Jace nodded, satisfied, and ran off to find the dessert menu.

Nadia watched him go, then turned to Dante, her eyes still wet, her smile radiant. “You know what I love most about you?”

“My incredible humility?”

“Your refusal to pretend you’re anything but what you are.” She touched his face, her thumb tracing the line of his jaw. “You’re a stuntman who built a kingdom out of falling down. And you never once made me feel like I was part of the stunt.”Visit Loerva.

Dante kissed her, slow and deep, the way he’d wanted to kiss her for months but had held back, because some things needed to be earned.

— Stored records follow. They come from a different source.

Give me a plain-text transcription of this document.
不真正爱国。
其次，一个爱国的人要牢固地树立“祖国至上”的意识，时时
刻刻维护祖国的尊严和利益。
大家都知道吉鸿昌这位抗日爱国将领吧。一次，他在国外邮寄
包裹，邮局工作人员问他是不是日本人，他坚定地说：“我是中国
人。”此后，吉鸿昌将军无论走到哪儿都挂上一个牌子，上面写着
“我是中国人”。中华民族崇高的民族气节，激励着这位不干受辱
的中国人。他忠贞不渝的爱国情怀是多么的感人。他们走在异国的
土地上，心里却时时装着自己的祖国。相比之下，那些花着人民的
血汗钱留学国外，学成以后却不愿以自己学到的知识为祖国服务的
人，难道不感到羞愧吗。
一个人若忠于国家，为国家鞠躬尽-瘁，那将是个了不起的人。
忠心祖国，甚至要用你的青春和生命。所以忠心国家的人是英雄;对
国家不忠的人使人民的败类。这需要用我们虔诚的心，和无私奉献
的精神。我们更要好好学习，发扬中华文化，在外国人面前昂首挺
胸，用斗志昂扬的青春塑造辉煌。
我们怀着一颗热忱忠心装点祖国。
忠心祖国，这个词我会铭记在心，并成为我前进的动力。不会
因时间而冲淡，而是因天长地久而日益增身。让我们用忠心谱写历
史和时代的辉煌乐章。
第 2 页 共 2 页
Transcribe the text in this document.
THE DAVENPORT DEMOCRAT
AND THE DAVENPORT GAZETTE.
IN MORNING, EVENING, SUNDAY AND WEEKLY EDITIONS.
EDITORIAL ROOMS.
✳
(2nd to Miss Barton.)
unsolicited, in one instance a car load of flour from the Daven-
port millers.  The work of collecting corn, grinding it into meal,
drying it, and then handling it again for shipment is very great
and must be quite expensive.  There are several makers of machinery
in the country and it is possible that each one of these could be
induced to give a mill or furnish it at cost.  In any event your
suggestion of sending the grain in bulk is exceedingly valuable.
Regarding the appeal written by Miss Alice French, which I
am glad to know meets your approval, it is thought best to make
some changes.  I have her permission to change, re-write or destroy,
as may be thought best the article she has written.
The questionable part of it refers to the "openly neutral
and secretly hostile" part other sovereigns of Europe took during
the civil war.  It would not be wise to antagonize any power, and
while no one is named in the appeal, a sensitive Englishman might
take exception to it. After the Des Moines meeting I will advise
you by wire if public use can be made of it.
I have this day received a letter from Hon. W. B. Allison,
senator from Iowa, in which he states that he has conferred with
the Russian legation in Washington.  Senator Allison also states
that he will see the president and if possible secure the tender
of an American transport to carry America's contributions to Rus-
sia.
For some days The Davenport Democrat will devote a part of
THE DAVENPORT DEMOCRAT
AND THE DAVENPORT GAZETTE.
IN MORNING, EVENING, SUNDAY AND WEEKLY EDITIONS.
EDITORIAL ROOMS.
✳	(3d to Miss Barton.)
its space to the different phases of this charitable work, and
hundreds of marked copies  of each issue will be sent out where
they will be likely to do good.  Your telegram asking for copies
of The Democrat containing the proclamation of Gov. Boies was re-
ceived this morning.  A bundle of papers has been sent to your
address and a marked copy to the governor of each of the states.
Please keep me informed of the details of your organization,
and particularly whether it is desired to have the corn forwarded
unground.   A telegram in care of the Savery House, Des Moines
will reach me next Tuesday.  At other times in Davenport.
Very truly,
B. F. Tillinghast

The night came in soft and cool, the stars beginning to prick through the darkening sky. The deck lights flickered on automatically, casting a warm glow over the small gathering. Miriam was already two glasses in, telling Grant a story that involved a misplaced script and a very confused hotel concierge. Jace was negotiating for a second scoop of ice cream, using arguments that were surprisingly sophisticated for a six-year-old.

And Dante stood at the edge of the deck, Nadia tucked under his arm, watching the ocean swallow the last traces of daylight.

“What happens now?” Nadia asked.

“We open the camp. We build a life. We watch Jace grow up and we get old and we argue about whose turn it is to do the dishes.” He pressed his lips to her hair. “And every time something tries to knock us down, we level up.”

“Together.”

“Together.”

She tilted her head back to look at him, and in her eyes he saw the reflection of everything he’d fought for, everything he’d built, everything he’d finally allowed himself to want.

Dante kneels in the sand, looks into Nadia’s tear-filled eyes, and says, “I’ve leveled up every skill I have, Nadia. But the only stat that matters is us. Will you let this family be my permanent party?” Nadia laughs, “Yes, you big stuntman. Always.” He slides the ring onto her finger as Jace cheers, “We did it, Dad!” and the three embrace as the sun sets.